Mit der Hilfe von der Foto-Community trafen wir die Fotoauswahl, bearbeiteten die Fotos und einigten uns auf die Größe und das Format, in dem wir die Fotos ausdrucken wollten. Ich entschied mich für zwei Themenbereiche mit jeweils sieben Bildern: arbeitende und spielende Kinder. Ich wollte verdeutlichen, dass Kinder eigentlich Spielen statt arbeiten sollten. Dazu habe ich die Fotos auf drei riesige Würfel aufgeklebt.

Ich verbrachte viele Abende und Nächte in der Community. Wir sprachen über Fotografie, aßen, lachten und tranken zusammen – ich fühlte mich als Teil einer großen Familie. Von Anfang an bis zum letzten Tag war ich verantwortlich für verschiedenste Aufgaben: Fotos drucken, Banner und Kataloge designen und auch mal für die Verpflegung des gesamten Teams sorgen. Dabei unterstützte mich das Team in allen Belangen, wofür ich ihnen sehr dankbar bin. Für uns wäre es fast unmöglich gewesen, ohne die professionelle und mentale Hilfe der Fotografen eine eigene Ausstellung auf die Beine zu stellen.

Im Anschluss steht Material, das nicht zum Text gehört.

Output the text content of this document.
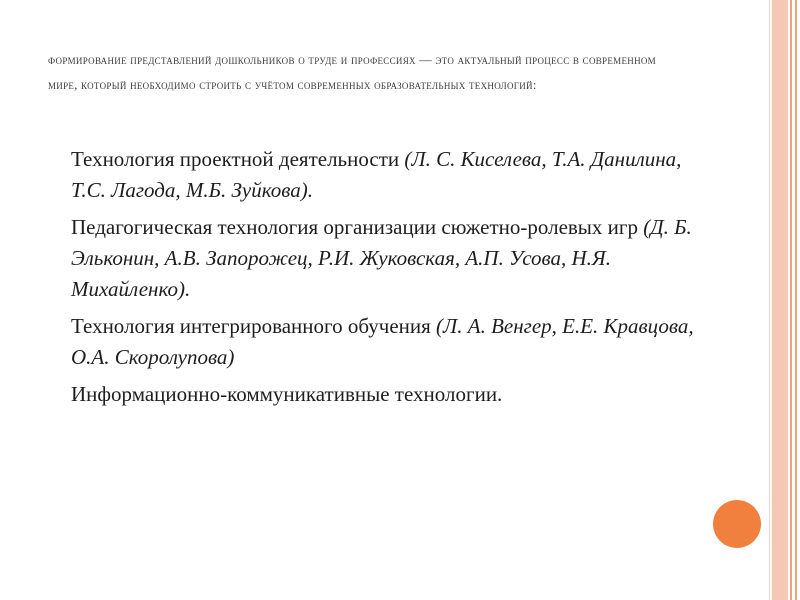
формирование представлений дошкольников о труде и профессиях — это актуальный процесс в современном мире, который необходимо строить с учётом современных образовательных технологий:
Технология проектной деятельности (Л. С. Киселева, Т.А. Данилина, Т.С. Лагода, М.Б. Зуйкова).
Педагогическая технология организации сюжетно-ролевых игр (Д. Б. Эльконин, А.В. Запорожец, Р.И. Жуковская, А.П. Усова, Н.Я. Михайленко).
Технология интегрированного обучения (Л. А. Венгер, Е.Е. Кравцова, О.А. Скоролупова)
Информационно-коммуникативные технологии.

Die Eröffnung der Ausstellung

Die Eröffnung war im August 2014 und der Abend war ein einziger Erfolg! Mehr als Hundert Menschen kamen, um unsere Fotos anzuschauen. Es war ein unglaubliches Gefühl, zu sehen, wie die Leute sich meine Fotos anschauten. Die familäre Atmosphäre wurde abgerundet durch einen Auftritt von Rizal & Rasendriya. Ich weiß, diesen Abend werde ich in meinem Leben nie vergessen!

Als ich nach Bali flog, konnte ich mir nicht vorstellen, meine eigene Ausstellung zu organisieren. Es war eine komplett neue und bereichernde Erfahrung. Ich schätze die großartige Zusammenarbeit und bedanke mich für die Hilfe in den letzten Wochen.